My fear that all hairless men look the same is reinforced by the fact that people keep saying I look like my dad. No one had ever noted this resemblance before. Now, suddenly, we’re like two shiny-headed, bearded peas in a pod. There is a certain poetic justice here, and I suffer regular flashbacks to the bald jokes I’d tell at my dad’s expense. He assures me he didn’t take them personally.
My dad started balding at 16. By the time he was my age, his naked head was competing with the mullets and perms of the 1980s. But he appears genuinely impervious to his baldness. “I can’t remember ever being sensitive about it my whole life,” he told me over Zoom. Maybe boomers just don’t like talking about their feelings, but I believe him.

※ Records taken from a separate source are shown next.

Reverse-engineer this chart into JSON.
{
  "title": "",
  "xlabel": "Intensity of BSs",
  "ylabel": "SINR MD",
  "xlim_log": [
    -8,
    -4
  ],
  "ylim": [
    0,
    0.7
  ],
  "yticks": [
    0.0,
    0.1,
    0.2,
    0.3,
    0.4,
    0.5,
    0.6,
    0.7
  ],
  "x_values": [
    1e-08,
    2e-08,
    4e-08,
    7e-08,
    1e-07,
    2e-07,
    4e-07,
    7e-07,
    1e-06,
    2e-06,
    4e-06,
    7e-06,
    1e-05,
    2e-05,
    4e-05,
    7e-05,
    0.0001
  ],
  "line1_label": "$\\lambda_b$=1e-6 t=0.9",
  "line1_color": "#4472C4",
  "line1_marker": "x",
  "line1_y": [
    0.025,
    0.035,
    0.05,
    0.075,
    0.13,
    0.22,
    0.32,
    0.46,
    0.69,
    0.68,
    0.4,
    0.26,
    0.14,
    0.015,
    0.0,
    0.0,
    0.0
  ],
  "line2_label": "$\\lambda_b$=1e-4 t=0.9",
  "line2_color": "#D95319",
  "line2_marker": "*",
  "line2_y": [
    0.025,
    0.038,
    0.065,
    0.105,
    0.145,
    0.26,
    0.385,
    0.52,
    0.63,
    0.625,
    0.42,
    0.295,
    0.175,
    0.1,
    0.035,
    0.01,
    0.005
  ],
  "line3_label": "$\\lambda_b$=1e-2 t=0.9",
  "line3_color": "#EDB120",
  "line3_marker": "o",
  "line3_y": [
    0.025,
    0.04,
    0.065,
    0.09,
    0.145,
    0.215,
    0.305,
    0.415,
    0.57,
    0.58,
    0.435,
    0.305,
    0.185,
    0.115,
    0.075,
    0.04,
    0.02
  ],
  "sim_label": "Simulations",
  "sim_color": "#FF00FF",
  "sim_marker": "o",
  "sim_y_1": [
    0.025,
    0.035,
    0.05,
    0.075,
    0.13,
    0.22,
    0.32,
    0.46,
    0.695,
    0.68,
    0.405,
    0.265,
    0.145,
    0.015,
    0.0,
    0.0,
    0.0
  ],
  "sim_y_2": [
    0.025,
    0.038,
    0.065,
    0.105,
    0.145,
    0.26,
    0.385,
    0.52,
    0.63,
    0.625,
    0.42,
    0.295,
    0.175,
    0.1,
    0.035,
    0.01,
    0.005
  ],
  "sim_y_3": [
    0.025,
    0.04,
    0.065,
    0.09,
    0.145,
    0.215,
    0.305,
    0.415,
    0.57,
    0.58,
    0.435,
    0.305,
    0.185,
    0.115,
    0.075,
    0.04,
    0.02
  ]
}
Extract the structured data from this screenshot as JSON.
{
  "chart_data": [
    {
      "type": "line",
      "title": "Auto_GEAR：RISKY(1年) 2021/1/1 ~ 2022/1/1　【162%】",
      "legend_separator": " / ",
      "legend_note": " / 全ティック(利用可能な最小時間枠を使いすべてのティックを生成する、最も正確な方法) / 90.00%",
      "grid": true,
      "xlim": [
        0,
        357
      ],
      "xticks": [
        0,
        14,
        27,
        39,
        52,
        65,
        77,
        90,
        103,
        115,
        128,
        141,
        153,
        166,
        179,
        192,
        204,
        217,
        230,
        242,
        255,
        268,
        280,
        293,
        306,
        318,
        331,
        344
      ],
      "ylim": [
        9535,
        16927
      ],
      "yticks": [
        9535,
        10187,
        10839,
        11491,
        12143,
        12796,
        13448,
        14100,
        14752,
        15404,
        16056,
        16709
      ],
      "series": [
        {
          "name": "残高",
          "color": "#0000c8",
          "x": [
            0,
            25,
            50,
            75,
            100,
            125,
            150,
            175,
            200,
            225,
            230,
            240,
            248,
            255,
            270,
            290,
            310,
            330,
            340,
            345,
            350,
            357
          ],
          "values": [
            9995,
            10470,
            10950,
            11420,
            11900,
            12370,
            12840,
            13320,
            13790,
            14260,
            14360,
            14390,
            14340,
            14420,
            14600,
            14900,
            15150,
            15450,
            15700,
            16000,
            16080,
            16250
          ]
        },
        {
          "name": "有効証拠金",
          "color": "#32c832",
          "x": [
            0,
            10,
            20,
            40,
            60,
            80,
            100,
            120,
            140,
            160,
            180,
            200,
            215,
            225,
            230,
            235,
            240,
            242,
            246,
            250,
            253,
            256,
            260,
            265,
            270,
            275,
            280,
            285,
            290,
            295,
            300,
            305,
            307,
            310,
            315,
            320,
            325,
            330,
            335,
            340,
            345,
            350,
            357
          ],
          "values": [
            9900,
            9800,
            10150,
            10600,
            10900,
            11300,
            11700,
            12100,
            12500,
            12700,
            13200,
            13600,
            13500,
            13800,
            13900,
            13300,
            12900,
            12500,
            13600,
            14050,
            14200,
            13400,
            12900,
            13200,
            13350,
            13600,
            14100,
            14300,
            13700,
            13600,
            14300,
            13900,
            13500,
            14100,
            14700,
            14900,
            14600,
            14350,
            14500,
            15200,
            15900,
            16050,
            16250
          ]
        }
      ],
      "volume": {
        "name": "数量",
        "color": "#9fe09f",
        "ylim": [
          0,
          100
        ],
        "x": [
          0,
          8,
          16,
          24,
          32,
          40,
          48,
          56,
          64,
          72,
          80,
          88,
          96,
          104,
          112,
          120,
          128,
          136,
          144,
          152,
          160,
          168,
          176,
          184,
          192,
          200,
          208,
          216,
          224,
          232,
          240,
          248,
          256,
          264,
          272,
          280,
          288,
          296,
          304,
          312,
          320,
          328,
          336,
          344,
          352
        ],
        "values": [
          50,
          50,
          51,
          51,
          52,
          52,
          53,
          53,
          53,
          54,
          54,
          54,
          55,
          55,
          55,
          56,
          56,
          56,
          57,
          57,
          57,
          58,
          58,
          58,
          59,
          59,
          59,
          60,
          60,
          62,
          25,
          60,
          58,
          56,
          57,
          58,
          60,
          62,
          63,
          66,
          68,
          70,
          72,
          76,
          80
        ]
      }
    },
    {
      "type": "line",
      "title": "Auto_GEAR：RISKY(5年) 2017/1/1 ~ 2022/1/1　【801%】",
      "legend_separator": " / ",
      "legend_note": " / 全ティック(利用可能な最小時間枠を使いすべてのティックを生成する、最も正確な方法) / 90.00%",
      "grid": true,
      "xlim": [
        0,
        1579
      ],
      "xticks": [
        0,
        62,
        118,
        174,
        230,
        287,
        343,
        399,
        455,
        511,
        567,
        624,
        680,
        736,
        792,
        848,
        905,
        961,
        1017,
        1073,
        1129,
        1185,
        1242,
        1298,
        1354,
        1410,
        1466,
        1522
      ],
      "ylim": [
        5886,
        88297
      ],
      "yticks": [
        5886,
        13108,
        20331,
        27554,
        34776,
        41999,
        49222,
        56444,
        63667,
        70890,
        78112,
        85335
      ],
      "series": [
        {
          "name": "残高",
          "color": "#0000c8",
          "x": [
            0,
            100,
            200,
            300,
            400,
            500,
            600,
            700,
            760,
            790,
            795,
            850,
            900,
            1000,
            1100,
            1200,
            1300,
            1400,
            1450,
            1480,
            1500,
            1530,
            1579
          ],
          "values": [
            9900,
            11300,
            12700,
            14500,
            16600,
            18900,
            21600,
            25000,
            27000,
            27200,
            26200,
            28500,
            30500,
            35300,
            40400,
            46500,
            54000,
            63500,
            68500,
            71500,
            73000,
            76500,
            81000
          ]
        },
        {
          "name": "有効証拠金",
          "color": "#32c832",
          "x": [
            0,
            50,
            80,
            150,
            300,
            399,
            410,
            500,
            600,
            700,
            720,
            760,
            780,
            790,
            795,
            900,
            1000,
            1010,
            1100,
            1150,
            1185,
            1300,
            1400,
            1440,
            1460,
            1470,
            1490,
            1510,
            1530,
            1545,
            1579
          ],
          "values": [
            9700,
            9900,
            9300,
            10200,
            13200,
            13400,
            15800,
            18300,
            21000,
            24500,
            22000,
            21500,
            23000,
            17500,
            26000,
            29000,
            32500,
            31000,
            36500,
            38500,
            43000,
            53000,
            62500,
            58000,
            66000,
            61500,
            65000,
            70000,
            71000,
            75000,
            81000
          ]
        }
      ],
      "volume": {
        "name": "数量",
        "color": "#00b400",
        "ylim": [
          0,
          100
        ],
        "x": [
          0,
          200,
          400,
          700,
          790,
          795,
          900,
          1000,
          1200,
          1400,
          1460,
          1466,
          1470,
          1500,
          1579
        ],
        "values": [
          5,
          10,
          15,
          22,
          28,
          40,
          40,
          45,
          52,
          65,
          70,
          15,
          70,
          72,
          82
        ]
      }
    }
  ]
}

“I wasn’t a cool or attractive teenager in the slightest,” he recalled. “But I managed to build up a good social life because I could make people laugh. I took a decision, fairly early on in life, that I’d only get anywhere if I relied on my wit, charm and personality. Baldness was pretty low down on my list of priorities.”
Whether he’s to blame for my hairline is matter of debate. Studies of identical twins have found that heredity factors account for around 80% of men’s predisposition to baldness, though the genetics are poorly understood. An old wives’ tale dictates that hair loss is passed down via the mother, and thus your maternal grandfather’s hairline is the best predictor of your own. There is no conclusive evidence for this, however, and my dad sees “no observable pattern” in our family (his generation included one Friar Tuck, one Jude Law and one full head of hair).
Lifestyle factors can play a part, and I often wonder whether my fate was hastened by eating trans fats and not sleeping enough, or by living in Beijing during some of its most grimly polluted years. But my hairline’s retreat was likely predestined. As such, I am at peace with it. Although I didn’t grow bald gracefully, I can still aspire to be bald with grace.
Anton’s advice for me and fellow newcomers to his “sexy zone” is as follows: Moisturize your head daily, shave it every few days and wear hats to protect against the sun and heat loss alike. If you have a beard, keep it groomed; if you’re muscly, be aware of intimidating people and disarm them with a smile. And remember, he concluded, the way you carry yourself matters more than what is — or isn’t — sprouting from the top of your head.
My dad’s advice is a little blunter: “If I were you, I would concentrate on developing your wit, charm and personality.”